Goals need to be achievable. So baby steps tend to work better, before you know it, you’ve travelled miles and sometimes even further than you’d ever dreamed was possible.
I’m thinking about you and send a big hug to your mother.
Christine, thank you so much, your words have made me teary. And about the big goals, all this time I’ve known that it would be so easy to use my mother’s situation as an excuse NOT to write. And I have refused let myself be a victim of the situation. I can’t tell you how much I am looking forward to diving into my characters. And the key here is that all the emotions that come up with my mother, are a vital part of my work. I know I can’t possibly take my readers on an emotional journey unless I am willing to go there myself. So all of this, the emotional ups and downs have been a blessing on so many levels. I’ve also promised mom that I’ll come and see her and read the new drafts to her. It is all good.
I’m so sorry to hear about your health situation. I’m sending you a big hug too. Let’s both put 2011 behind us and carry on into 2012. Thank you, thank you for lurking and for being such a great friend.
Please excuse the typos, the brain has not connected with the fingers!
Everything about you spells bravery, Rachel. Taking care of mom, sharing your story with us, and facing new challenges. It tells us you got what it takes to be successful and happy. Please count on us for this new phase of your journey. All the best.
Fabio! Thank you so much for your comment. This whole journey has taught me so much because my mother has been such an incredible example. I’m so glad you are enjoying the posts.
My heart and thoughts are with you, Rachel! Your mother is so blessed to have you.

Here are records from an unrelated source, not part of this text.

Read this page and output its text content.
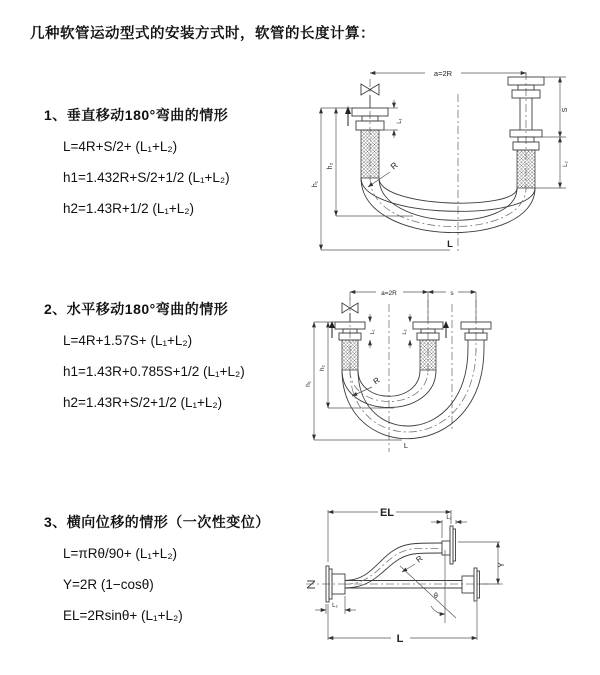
几种软管运动型式的安装方式时，软管的长度计算：

1、垂直移动180°弯曲的情形

L=4R+S/2+ (L₁+L₂)

h1=1.432R+S/2+1/2 (L₁+L₂)

h2=1.43R+1/2 (L₁+L₂)

2、水平移动180°弯曲的情形

L=4R+1.57S+ (L₁+L₂)

h1=1.43R+0.785S+1/2 (L₁+L₂)

h2=1.43R+S/2+1/2 (L₁+L₂)

3、横向位移的情形（一次性变位）

L=πRθ/90+ (L₁+L₂)

Y=2R (1−cosθ)

EL=2Rsinθ+ (L₁+L₂)

a=2R
h₁
h₂
L₁
S
L₂
R
L
a=2R	s
h₁
h₂
L₁	L₂
R
L
θ
R
EL	L₁
Y
L
L₂
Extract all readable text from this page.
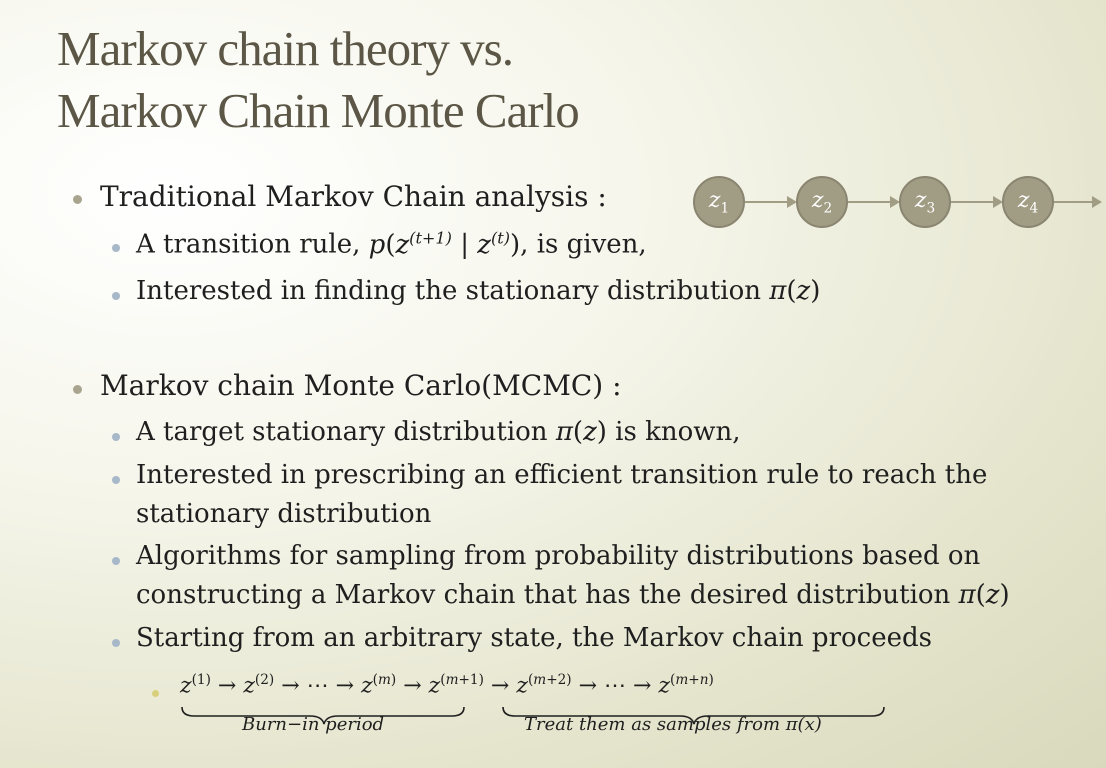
Markov chain theory vs.
Markov Chain Monte Carlo
$z_1$	$z_2$	$z_3$	$z_4$
Traditional Markov Chain analysis :
A transition rule, $p(z^{(t+1)}$ | $z^{(t)}$), is given,
Interested in finding the stationary distribution π(z)
Markov chain Monte Carlo(MCMC) :
A target stationary distribution π(z) is known,
Interested in prescribing an efficient transition rule to reach the
stationary distribution
Algorithms for sampling from probability distributions based on
constructing a Markov chain that has the desired distribution π(z)
Starting from an arbitrary state, the Markov chain proceeds
$z^{(1)} \to z^{(2)}$ → ⋯ → $z^{(m)} \to z^{(m+1)} \to z^{(m+2)}$ → ⋯ → $z^{(m+n)}$
Burn−in period	Treat them as samples from π(x)
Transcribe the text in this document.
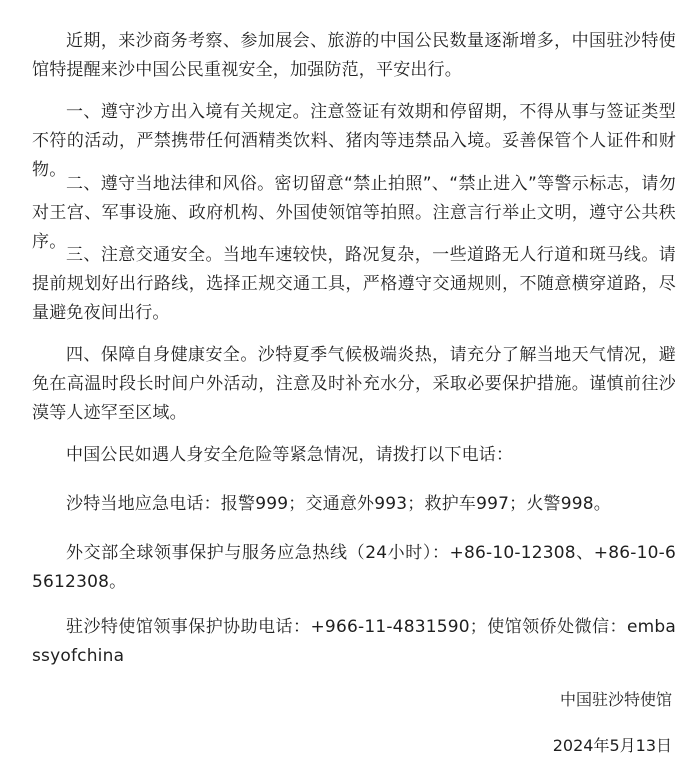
近期，来沙商务考察、参加展会、旅游的中国公民数量逐渐增多，中国驻沙特使馆特提醒来沙中国公民重视安全，加强防范，平安出行。

一、遵守沙方出入境有关规定。注意签证有效期和停留期，不得从事与签证类型不符的活动，严禁携带任何酒精类饮料、猪肉等违禁品入境。妥善保管个人证件和财物。

二、遵守当地法律和风俗。密切留意“禁止拍照”、“禁止进入”等警示标志，请勿对王宫、军事设施、政府机构、外国使领馆等拍照。注意言行举止文明，遵守公共秩序。

三、注意交通安全。当地车速较快，路况复杂，一些道路无人行道和斑马线。请提前规划好出行路线，选择正规交通工具，严格遵守交通规则，不随意横穿道路，尽量避免夜间出行。

四、保障自身健康安全。沙特夏季气候极端炎热，请充分了解当地天气情况，避免在高温时段长时间户外活动，注意及时补充水分，采取必要保护措施。谨慎前往沙漠等人迹罕至区域。

中国公民如遇人身安全危险等紧急情况，请拨打以下电话：

沙特当地应急电话：报警999；交通意外993；救护车997；火警998。

外交部全球领事保护与服务应急热线（24小时）：+86-10-12308、+86-10-65612308。

驻沙特使馆领事保护协助电话：+966-11-4831590；使馆领侨处微信：embassyofchina

中国驻沙特使馆

2024年5月13日
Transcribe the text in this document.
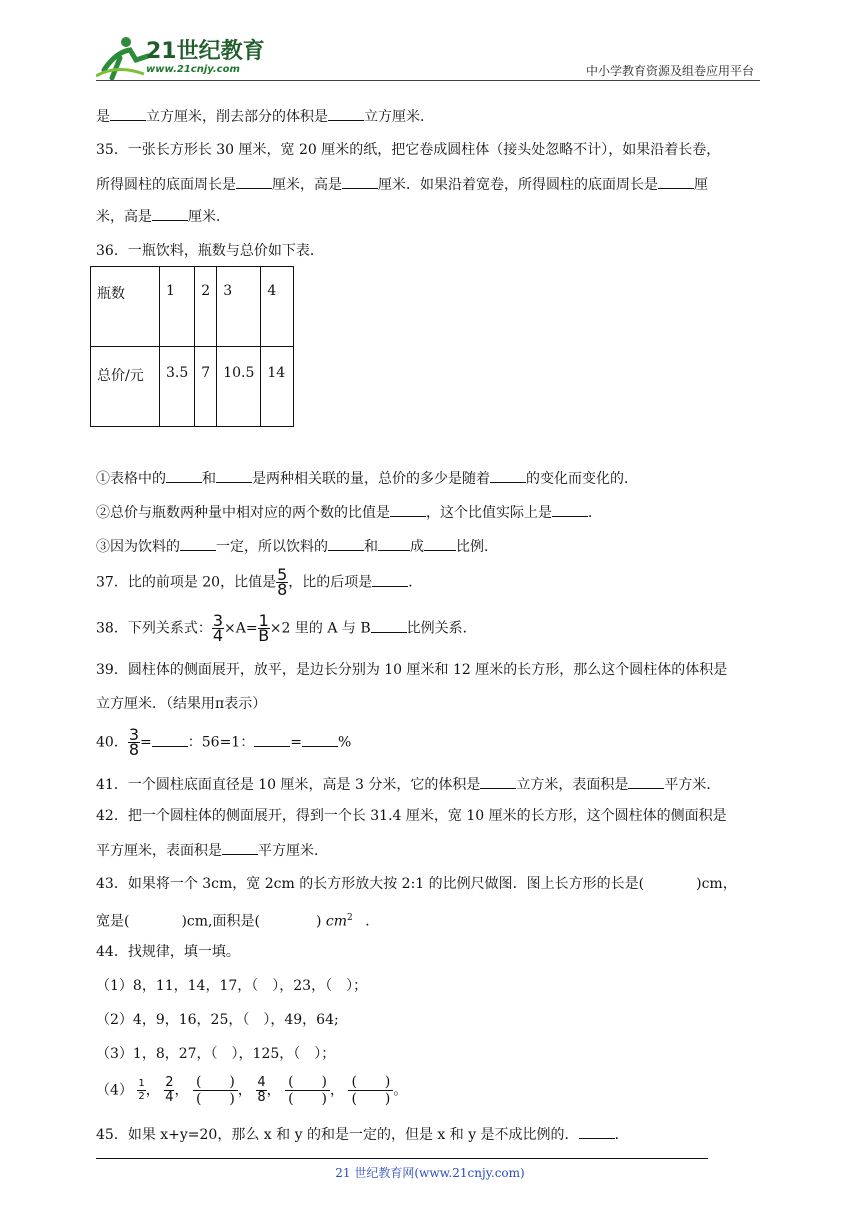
21世纪教育
www.21cnjy.com	中小学教育资源及组卷应用平台
是	立方厘米，削去部分的体积是	立方厘米．
35．一张长方形长 30 厘米，宽 20 厘米的纸，把它卷成圆柱体（接头处忽略不计），如果沿着长卷，
所得圆柱的底面周长是	厘米，高是	厘米．如果沿着宽卷，所得圆柱的底面周长是	厘
米，高是	厘米．
36．一瓶饮料，瓶数与总价如下表．
瓶数	1	2	3	4
总价/元	3.5	7	10.5	14
①表格中的	和	是两种相关联的量，总价的多少是随着	的变化而变化的．
②总价与瓶数两种量中相对应的两个数的比值是	，这个比值实际上是	．
③因为饮料的	一定，所以饮料的	和 成 比例．
37．比的前项是 20，比值是 $\frac{5}{8}$ ，比的后项是	．
38．下列关系式： $\frac{3}{4} \times A= \frac{1}{B} \times 2$ 里的 A 与 B	比例关系．
39．圆柱体的侧面展开，放平，是边长分别为 10 厘米和 12 厘米的长方形，那么这个圆柱体的体积是
立方厘米．（结果用π表示）
40． $\frac{3}{8}$ =	：56=1：	=	%
41．一个圆柱底面直径是 10 厘米，高是 3 分米，它的体积是	立方米，表面积是	平方米．
42．把一个圆柱体的侧面展开，得到一个长 31.4 厘米，宽 10 厘米的长方形，这个圆柱体的侧面积是
平方厘米，表面积是	平方厘米．
43．如果将一个 3cm，宽 2cm 的长方形放大按 2:1 的比例尺做图．图上长方形的长是(	)cm，
宽是(	)cm,面积是(	) $cm^2$ ．
44．找规律，填一填。
（1）8，11，14，17，（　），23，（　）；
（2）4，9，16，25，（　），49，64;
（3）1，8，27，（　），125，（　）；
$(4) \frac{1}{2}$ ， $\frac{2}{4}$ ，
(　　)
(　　)
， $\frac{4}{8}$ ，
(　　)
(　　)
，
(　　)
(　　)
。
45．如果 x+y=20，那么 x 和 y 的和是一定的，但是 x 和 y 是不成比例的．	．
21 世纪教育网(www.21cnjy.com)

I can only imagine how difficult this is for you. I’ve watched both my parents and my husbands parents go through this same thing with their parents. It is heart and gut wrenching to say the least. But you are right, when we are close to death it gives us such an amazing new look at the world around us. I’m cheering for you and that each day you reach your goals!
The biggest lesson for me in all of this is that I don’t ever want to put one of my relatives in this position. Lucky for me my husband has long term health insurance for both of us. Thanks so much for stopping by.
Wow, Rachel, such a bumpy ride you’ve had. I feel your strength and your fortitude in your story. I applaud your courage to share it. I pray your mom’s transition to her new ‘digs’ will go smooth and that everyone will feel peace and joy.
Ginger, thanks for your kind words. We moved her in today and it went wonderfully well. She settled right in with no drama. Couldn’t ask for better.